Herkwalificatie van : vraag om uitleg 5-2855

Vraag nr. 5-7776 d.d. 16 januari 2013 : (Vraag gesteld in het Nederlands)

Actualiteit

- De Nationale Bank publiceerde opvallende cijfers over de werkgelegenheidsgraad

- Inwoners geboren buiten de EU scoren qua tewerkstelling amper 45,8%

- Dus minder dan 50% van onze landgenoten geboren buiten de EU is actief op de arbeidsmarkt

- Dit is het laagste cijfer in heel Europa

- Daarbij is de kloof in tewerkstelling met de "autochtone" bevolking bijzonder groot: bijna 20%: de grootste kloof in de EU

- Vooral "allochtone" vrouwen scoren bijzonder laag: amper 37% is actief werkend

- De oorzaken zijn complex, maar de Nationale Bank wijst er enkele belangrijke aan:

- Discriminatie - dit werd al ettelijke keren schrijnend bewezen

- Een systematische ondervertegenwoordiging van migranten in overheidsdiensten en onderwijs. Daar liggen nog ronduit belachelijke drempels van nationaliteit, niet gehomologeerde diploma's enz.

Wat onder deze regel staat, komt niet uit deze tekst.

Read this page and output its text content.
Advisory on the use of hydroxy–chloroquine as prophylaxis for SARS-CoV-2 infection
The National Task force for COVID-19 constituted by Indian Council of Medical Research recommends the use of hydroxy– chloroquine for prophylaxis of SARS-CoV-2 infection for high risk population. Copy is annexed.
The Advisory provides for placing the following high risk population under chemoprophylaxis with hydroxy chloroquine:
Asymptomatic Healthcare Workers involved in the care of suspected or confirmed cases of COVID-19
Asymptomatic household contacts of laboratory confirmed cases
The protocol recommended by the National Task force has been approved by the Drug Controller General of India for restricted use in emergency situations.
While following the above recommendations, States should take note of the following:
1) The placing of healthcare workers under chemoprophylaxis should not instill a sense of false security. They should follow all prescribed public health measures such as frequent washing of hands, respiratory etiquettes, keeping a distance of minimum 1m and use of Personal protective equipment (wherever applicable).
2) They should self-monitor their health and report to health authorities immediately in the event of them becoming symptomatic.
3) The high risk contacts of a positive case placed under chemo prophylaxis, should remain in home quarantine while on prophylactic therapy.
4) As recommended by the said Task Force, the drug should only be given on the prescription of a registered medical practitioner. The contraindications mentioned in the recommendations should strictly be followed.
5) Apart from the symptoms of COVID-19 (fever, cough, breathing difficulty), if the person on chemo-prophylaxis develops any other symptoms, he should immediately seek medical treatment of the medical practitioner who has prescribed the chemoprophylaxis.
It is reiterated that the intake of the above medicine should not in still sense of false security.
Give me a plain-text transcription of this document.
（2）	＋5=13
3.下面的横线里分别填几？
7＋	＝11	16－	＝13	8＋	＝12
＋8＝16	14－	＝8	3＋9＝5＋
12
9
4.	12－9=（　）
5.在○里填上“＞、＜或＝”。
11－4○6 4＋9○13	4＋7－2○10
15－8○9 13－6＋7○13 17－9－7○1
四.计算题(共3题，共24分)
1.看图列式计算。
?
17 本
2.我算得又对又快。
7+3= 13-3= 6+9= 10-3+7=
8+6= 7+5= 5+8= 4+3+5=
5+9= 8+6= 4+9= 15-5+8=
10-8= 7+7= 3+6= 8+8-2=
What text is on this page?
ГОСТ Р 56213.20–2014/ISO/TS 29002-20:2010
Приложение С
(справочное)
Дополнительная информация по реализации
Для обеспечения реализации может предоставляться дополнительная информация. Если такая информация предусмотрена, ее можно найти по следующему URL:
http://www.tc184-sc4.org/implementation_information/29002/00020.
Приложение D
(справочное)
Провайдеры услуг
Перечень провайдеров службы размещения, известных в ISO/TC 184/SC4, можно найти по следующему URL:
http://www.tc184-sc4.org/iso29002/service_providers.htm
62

- De relatief lage scholingsgraad van migranten

- Vaak actief in economisch zeer kwetsbare sectoren

- Koppel deze vaststellingen aan wat vorige week nog werd gesteld over armoede en in het bijzonder armoede bij immigranten

- De OESO noemt de toestand in België "bijzonder verontrustend"

Vraag

Welke concrete maatregelen neemt en plant de minister om de uiterst lage werkgelegenheidsgraad bij Belgen geboren buiten de EU, o.a. veroorzaakt door racisme en een ondervertegenwoordiging bij alle vormen van overheidspersoneel, op te krikken en daarmee ook concreet iets te doen aan het dichten van de steeds grotere achterstelling, sociale uitsluiting en armoede waarin steeds meer Belgen van etnisch-cultureel diverse achtergrond verzeilen en daardoor tegelijkertijd de neerwaartse spiraal gekoppeld aan de toenemende armoede bij kinderen een halt toe te roepen? In welke mate kan de minister hieromtrent haar collega van armoedebestrijding activeren?

Antwoord ontvangen op 21 mei 2013 :

De problematische situatie van niet-EU-burgers in ons land is bekend, en het is inderdaad erg zorgwekkend dat we de slechtste score in de EU laten optekenen. De cijfers die de Nationale Bank publiceerde zeggen overigens niet alles, en om een meer gedetailleerd beeld te krijgen van de integratie op de arbeidsmarkt van mensen met een migratie-achtergrond, ook de tweede en derde generatie, werkt mijn administratie samen met het Centrum voor Gelijke Kansen en Racismebestrijding aan een rapport op basis van de gegevens die de Kruispuntbank voor de Sociale Zekerheid ter beschikking stelt.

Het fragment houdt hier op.